На этот раз Козырев не зевал и заблаговременно завладел своим рюкзаком. Он не ждал, что рюкзак окажется таким тяжелым. Каждый шаг давался с мукой. Рюкзак оттягивал плечи, заваливал навзничь. Козырев и не заметил, как отстал от товарищей; когда он добрался до плетня, обносившего приусадебный участок, они уже шаркали подошвами на свежем крыльце, счищая торфяную грязь. Он в одиночестве завершал путь: миновал сарай, ригу, баньку с выбитыми стеклами малых окошек, собачью будку, откуда на него вяло протявкала черная с желтыми подпалинами дворняга, имевшая в предках гончую, приблизился к дому – не избе крестьянской, а типовой постройке, обитой тесом, непроконопаченной и, стало быть, холодной.

Из маленьких темных сеней обитая клочкастым войлоком дверь открылась в полутемь густонаселенного, темно прокопченного жилья с огромной русской печью посредине, густо пахучего: тяжко, до задыхания, несло мокрой одеждой, кислым домашним хлебом, жаренной на постном масле рыбой, помоями, преющей на печи ветошью, махоркой и самоварным жаром. За столом в кухне сидели плотогоны, здоровенные молодые мужики с распаренными липами. Крытый темной засаленной клеенкой стол был завален рыбьими костями и головами, кусками серого ржаного хлеба, все это неопрятно мокло в огуречной слизи и растеках вываленных на газетный лист соленых шлептухов. Несколько пустых поллитровок завершали картину. Плотогоны уже отснедали и сейчас в спешке докуривали по последней, подтягивали брючные ремни, застегивали ватники, обминали в руках теплые шапки. Затем старший сказал: «Ну, с богом! Спасибо за хлеб-соль». Они истово поклонились хозяйкам: старой и молодой, а также вновь прибывшим и, аппетитно порыгивая и отдуваясь, покинули дом. Последним вышел, исполнив ту же церемонию, их старшой в сопровождении невысокого курчавого молодого человека в комбинезоне, как догадался Козырев, хозяина дома, лесничего.

Козырев, как вошел, поспешил освободиться от рюкзака, но усталость не отпустила, она населяла плечи, спину, весь костяк с обычным эпицентром в грудной кости. Он тяжело сел на лавку возле грязного стола и прикрыл глаза. Казалось, его забытье длилось несколько секунд, но это было не так: когда он очнулся, в избе многое изменилось. Стол был прибран и вытерт мокрой тряпкой, кости, рыбьи головы и хлебные огрызки свалены в чугунок.
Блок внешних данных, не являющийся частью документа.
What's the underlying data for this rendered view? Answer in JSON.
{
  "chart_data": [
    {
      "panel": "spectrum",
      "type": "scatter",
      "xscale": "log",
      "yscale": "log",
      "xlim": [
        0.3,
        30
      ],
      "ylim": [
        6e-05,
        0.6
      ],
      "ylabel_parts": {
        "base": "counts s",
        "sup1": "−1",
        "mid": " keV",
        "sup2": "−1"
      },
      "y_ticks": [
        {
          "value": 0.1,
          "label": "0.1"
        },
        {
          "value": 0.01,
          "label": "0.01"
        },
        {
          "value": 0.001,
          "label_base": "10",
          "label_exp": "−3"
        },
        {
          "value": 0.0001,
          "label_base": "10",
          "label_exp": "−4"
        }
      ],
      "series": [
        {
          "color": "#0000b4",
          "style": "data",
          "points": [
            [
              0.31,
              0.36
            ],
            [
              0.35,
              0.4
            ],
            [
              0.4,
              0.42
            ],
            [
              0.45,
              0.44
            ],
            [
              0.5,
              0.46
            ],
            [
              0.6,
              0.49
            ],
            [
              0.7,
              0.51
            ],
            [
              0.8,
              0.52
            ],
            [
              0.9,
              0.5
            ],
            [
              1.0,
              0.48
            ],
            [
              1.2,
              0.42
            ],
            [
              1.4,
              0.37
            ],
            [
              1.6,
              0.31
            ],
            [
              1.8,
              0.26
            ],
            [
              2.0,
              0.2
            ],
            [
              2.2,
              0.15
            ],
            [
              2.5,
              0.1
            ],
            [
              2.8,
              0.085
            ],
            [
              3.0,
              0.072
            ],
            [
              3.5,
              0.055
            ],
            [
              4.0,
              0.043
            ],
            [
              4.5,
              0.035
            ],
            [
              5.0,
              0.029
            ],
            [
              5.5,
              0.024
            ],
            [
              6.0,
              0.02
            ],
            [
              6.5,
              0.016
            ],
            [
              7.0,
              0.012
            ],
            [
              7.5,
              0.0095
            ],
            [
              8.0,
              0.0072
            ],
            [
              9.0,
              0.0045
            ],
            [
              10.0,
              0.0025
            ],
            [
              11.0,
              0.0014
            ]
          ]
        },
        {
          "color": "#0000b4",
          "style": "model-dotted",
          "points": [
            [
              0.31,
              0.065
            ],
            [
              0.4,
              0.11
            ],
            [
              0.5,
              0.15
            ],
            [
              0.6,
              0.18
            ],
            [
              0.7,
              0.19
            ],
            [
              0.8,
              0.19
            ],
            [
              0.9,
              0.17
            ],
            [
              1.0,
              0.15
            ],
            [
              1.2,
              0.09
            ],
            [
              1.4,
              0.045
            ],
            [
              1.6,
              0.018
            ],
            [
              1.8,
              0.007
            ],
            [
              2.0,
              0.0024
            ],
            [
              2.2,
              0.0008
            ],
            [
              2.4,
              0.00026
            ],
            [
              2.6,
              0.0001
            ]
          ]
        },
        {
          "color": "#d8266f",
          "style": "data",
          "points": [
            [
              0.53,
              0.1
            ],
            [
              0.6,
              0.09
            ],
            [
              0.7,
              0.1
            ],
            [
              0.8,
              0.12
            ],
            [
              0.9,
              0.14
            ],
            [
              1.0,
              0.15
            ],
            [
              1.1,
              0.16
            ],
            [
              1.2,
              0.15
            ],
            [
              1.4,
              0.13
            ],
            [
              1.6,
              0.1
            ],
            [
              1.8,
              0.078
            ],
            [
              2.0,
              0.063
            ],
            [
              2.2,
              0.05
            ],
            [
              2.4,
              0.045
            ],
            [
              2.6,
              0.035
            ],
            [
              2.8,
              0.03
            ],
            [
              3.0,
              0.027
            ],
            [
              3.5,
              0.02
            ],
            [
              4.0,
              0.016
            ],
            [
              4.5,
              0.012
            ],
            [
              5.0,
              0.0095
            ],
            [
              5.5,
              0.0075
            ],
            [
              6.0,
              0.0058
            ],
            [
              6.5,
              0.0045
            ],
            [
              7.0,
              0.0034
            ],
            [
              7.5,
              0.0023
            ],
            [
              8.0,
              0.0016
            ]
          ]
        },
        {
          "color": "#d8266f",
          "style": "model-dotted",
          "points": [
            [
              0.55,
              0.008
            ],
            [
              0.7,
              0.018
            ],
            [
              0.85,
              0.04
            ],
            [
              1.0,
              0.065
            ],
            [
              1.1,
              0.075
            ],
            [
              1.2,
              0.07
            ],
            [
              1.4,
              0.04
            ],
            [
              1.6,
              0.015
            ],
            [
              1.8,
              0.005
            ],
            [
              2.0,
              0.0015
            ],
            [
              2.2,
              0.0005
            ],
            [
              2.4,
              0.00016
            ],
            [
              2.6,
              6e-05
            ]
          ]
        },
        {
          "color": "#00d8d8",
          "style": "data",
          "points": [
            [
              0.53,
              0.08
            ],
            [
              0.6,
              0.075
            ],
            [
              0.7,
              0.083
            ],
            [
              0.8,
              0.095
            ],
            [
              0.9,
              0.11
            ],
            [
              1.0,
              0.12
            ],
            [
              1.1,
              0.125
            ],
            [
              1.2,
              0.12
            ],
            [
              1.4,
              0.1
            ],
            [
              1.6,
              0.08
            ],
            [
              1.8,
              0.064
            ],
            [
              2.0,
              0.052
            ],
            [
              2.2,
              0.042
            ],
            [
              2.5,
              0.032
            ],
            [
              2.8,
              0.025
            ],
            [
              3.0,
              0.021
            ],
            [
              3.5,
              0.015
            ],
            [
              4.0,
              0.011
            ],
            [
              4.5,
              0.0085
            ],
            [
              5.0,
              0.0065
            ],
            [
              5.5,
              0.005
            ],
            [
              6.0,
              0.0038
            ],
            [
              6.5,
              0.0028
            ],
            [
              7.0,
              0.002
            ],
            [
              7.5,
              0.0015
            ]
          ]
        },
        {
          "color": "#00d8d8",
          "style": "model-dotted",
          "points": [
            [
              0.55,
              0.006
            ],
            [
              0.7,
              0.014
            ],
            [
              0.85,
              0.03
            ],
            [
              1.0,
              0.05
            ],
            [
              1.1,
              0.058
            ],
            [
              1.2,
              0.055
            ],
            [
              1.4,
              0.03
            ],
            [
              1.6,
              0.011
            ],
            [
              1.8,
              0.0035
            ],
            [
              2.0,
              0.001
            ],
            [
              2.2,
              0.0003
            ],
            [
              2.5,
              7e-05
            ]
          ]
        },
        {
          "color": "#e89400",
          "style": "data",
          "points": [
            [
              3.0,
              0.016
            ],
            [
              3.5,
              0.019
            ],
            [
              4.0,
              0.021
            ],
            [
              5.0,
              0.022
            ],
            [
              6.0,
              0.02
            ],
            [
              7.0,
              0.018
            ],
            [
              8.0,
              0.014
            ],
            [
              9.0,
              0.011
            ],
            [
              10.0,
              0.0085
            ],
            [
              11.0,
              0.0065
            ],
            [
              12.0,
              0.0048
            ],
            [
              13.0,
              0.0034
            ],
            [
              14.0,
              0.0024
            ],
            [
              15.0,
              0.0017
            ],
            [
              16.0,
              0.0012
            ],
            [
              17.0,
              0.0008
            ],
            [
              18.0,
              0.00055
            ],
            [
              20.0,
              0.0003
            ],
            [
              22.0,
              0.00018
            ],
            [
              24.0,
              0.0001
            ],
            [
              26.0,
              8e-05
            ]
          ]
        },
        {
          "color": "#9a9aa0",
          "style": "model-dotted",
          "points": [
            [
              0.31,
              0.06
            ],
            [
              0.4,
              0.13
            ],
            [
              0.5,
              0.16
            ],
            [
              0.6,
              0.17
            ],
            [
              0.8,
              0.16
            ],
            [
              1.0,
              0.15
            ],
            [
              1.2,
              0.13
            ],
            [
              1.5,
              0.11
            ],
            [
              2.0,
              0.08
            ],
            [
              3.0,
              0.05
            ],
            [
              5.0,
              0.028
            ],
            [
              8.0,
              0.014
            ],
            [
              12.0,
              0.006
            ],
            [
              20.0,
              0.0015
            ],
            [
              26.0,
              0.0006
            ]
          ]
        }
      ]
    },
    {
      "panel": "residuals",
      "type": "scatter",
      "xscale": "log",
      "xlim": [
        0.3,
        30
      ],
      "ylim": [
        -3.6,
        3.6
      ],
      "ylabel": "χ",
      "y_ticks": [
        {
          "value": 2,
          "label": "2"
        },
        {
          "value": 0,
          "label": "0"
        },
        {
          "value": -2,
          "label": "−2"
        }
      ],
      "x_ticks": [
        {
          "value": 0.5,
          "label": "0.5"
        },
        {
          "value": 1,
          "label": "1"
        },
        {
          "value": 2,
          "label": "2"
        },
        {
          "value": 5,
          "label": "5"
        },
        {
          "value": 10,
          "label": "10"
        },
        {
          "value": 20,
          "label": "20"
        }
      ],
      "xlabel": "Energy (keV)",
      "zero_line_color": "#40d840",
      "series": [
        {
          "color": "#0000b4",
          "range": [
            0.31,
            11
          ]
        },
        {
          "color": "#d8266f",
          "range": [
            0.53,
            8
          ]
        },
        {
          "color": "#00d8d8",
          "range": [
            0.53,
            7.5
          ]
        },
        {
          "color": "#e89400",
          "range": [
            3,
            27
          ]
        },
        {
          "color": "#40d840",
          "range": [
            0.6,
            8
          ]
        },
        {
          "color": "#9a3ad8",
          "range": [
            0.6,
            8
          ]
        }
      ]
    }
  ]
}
В чистой половине дома Муханов и отставной полковник с помощью хозяина раскладывали и застилали складные алюминиевые койки. Над самоваром колдовала старая хозяйка, еще красивая своим круглым, мягким, светлым лицом, возле нее крутилась прелестная курчавая, русая со стальным отливом девчонка лет девяти, а из сеней вошла с охапкой березовых полешков молодая хозяйка и обрушила их на пол. Слабым движением кисти она смахнула пот с бледноватого нежного лба, на который падали пепельно-русые волосы.

«Какая красивая семья! – радостно подумал Козырев. – И как мило и странно, что сам лесничий похож не только на дочь, но и на жену и на тещу». Это сходство было не только в красках и чертах, но и в деликатном строении тела. Они все были скромного, даже маленького роста, крупнее других – бабка, но так хорошо сложены, что малый рост не казался недостатком. Они словно принадлежали не к одной семье, а к одному редкому эльфическому племени, вырождающемуся от утонченности.

С печи свесился еще один обитатель сказочного дома: большой роскошный младенец – головастый, кормленый, весь в перетяжках, ямочках, складках, с круглыми, широко и неподвижно отверстыми в мир голубыми глазами и розовым влажным зевом.